Tschinderle: "Werden weiterhin über Abbau von Demokratie in Ungarn berichten"
In dem dreiminütigen Beitrag im ungarischen Staatsfernsehen wurden mehrere Screenshots von E-Mails gezeigt, die die Journalistin an die Fidesz-Fraktion im Europaparlament geschickt hatte. Sie habe EU-Abgeordnete der ungarischen Regierungspartei Fidesz "mit Fragen provoziert", hieß es.

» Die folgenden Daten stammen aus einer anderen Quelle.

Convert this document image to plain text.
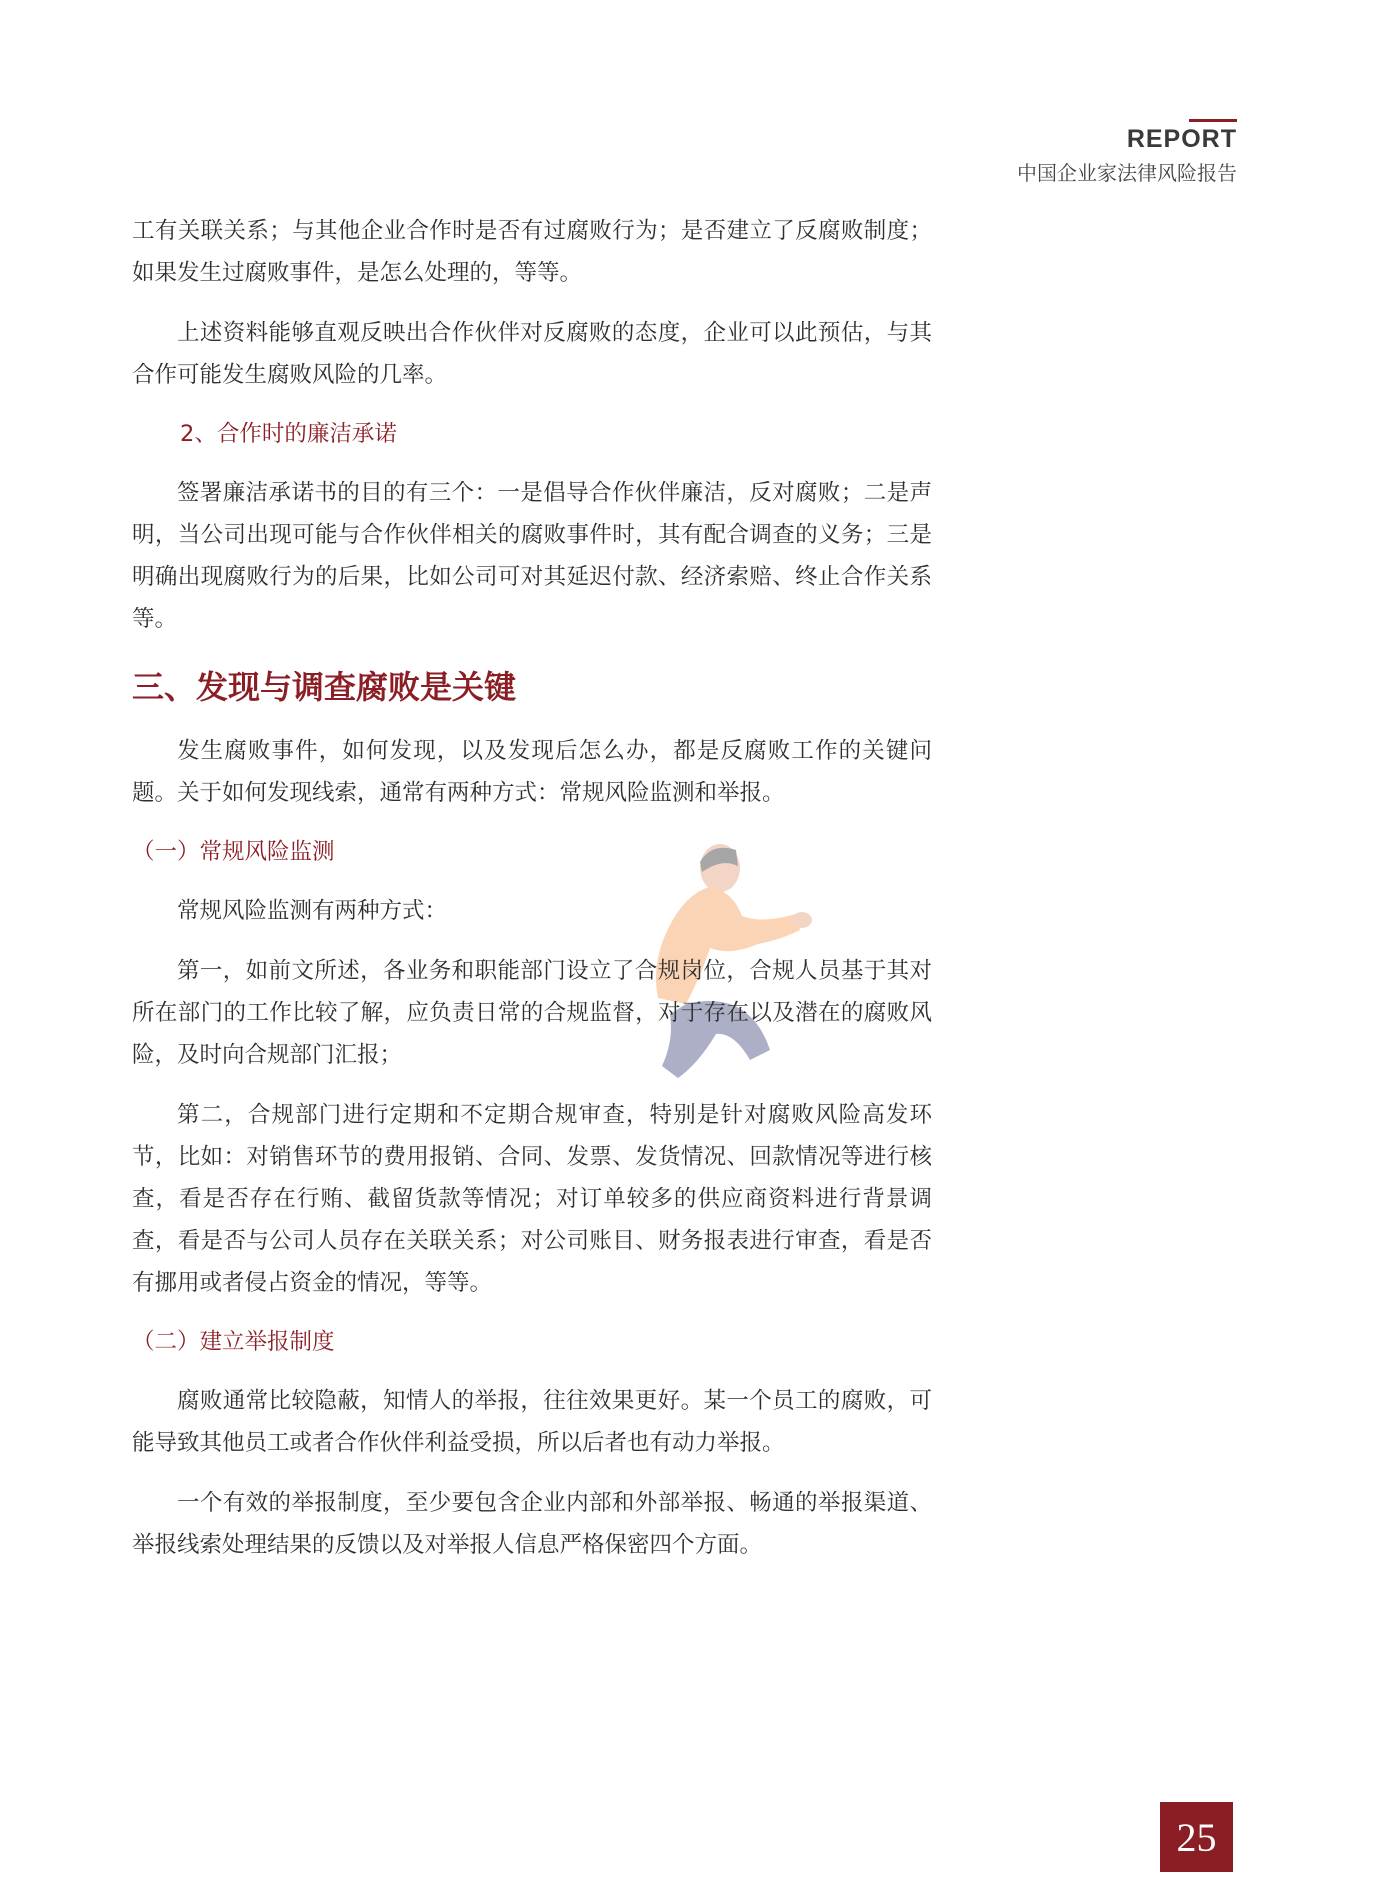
REPORT
中国企业家法律风险报告

工有关联关系；与其他企业合作时是否有过腐败行为；是否建立了反腐败制度；如果发生过腐败事件，是怎么处理的，等等。

上述资料能够直观反映出合作伙伴对反腐败的态度，企业可以此预估，与其合作可能发生腐败风险的几率。

2、合作时的廉洁承诺

签署廉洁承诺书的目的有三个：一是倡导合作伙伴廉洁，反对腐败；二是声明，当公司出现可能与合作伙伴相关的腐败事件时，其有配合调查的义务；三是明确出现腐败行为的后果，比如公司可对其延迟付款、经济索赔、终止合作关系等。

三、发现与调查腐败是关键

发生腐败事件，如何发现，以及发现后怎么办，都是反腐败工作的关键问题。关于如何发现线索，通常有两种方式：常规风险监测和举报。

（一）常规风险监测

常规风险监测有两种方式：

第一，如前文所述，各业务和职能部门设立了合规岗位，合规人员基于其对所在部门的工作比较了解，应负责日常的合规监督，对于存在以及潜在的腐败风险，及时向合规部门汇报；

第二，合规部门进行定期和不定期合规审查，特别是针对腐败风险高发环节，比如：对销售环节的费用报销、合同、发票、发货情况、回款情况等进行核查，看是否存在行贿、截留货款等情况；对订单较多的供应商资料进行背景调查，看是否与公司人员存在关联关系；对公司账目、财务报表进行审查，看是否有挪用或者侵占资金的情况，等等。

（二）建立举报制度

腐败通常比较隐蔽，知情人的举报，往往效果更好。某一个员工的腐败，可能导致其他员工或者合作伙伴利益受损，所以后者也有动力举报。

一个有效的举报制度，至少要包含企业内部和外部举报、畅通的举报渠道、举报线索处理结果的反馈以及对举报人信息严格保密四个方面。

25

Darin ging es unter anderem um das vor einer Woche erfolgte Treffen von Ungarns Ministerpräsident Viktor Orbán mit dem Chef der italienischen Partei Lega, Matteo Salvini, und Polens Regierungschef Mateusz Morawiecki bezüglich der Gründung einer neuen politischen Kooperation. Die rechtsnationale Fidesz hatte Anfang März nach längerer Suspendierung die Fraktion der Europäischen Volkspartei (EVP) verlassen.
Tschinderle hatte unter anderem gefragt, warum Vertreter des französischen Rassemblement National (RN) und der österreichischen FPÖ - die beide mit der italienischen Lega in der rechtspopulistischen ID-Fraktion des Europaparlaments sitzen - bei dem Treffen nicht anwesend waren. Der Moderator des TV-Beitrags kommentierte das mit den Worten: "Solche Fragen stellen nur Amateurjournalisten."
Das ungarische Staatsfernsehen zitierte außerdem ungenannte Experten, "nach denen das Ziel ist, bereits im Voraus das sich formierende starke europäische christdemokratische Bündnis zu attackieren". Die Fragen Tschinderles wurden von dem Moderator so interpretiert, dass wegen des Orbán-Salvini-Morawiecki-Treffens "die europäische linksliberale Presse eine beispiellose Attacke gestartet" habe.
"Dass Journalist:innen wegen kritischer Berichterstattung Schmierkampagnen ausgesetzt sind? Das kennt man aus Ungarn mittlerweile leider. Aber dass eine Journalistin im staatlichen Fernsehen angegriffen wird, weil sie Fragen stellt? Das hat selbst meine Kollegen und Kolleginnen in Budapest verwundert. Es geht hier nicht nur um profil oder Österreich. Es geht hier vor allem auch um die Kolleg:innen, die so etwas täglich oder wöchentlich erleben müssen. Ihnen gilt unsere vollste Solidarität! Ihnen müssen wir weiter zuhören. Und wir werden weiterhin über den Abbau von Demokratie und Rechtsstaatlichkeit in insbesondere Österreichs Nachbarländern berichten. Der Vorfall bestärkt, weiter am Ball zu bleiben und näher hinzusehen," so Tschinderle.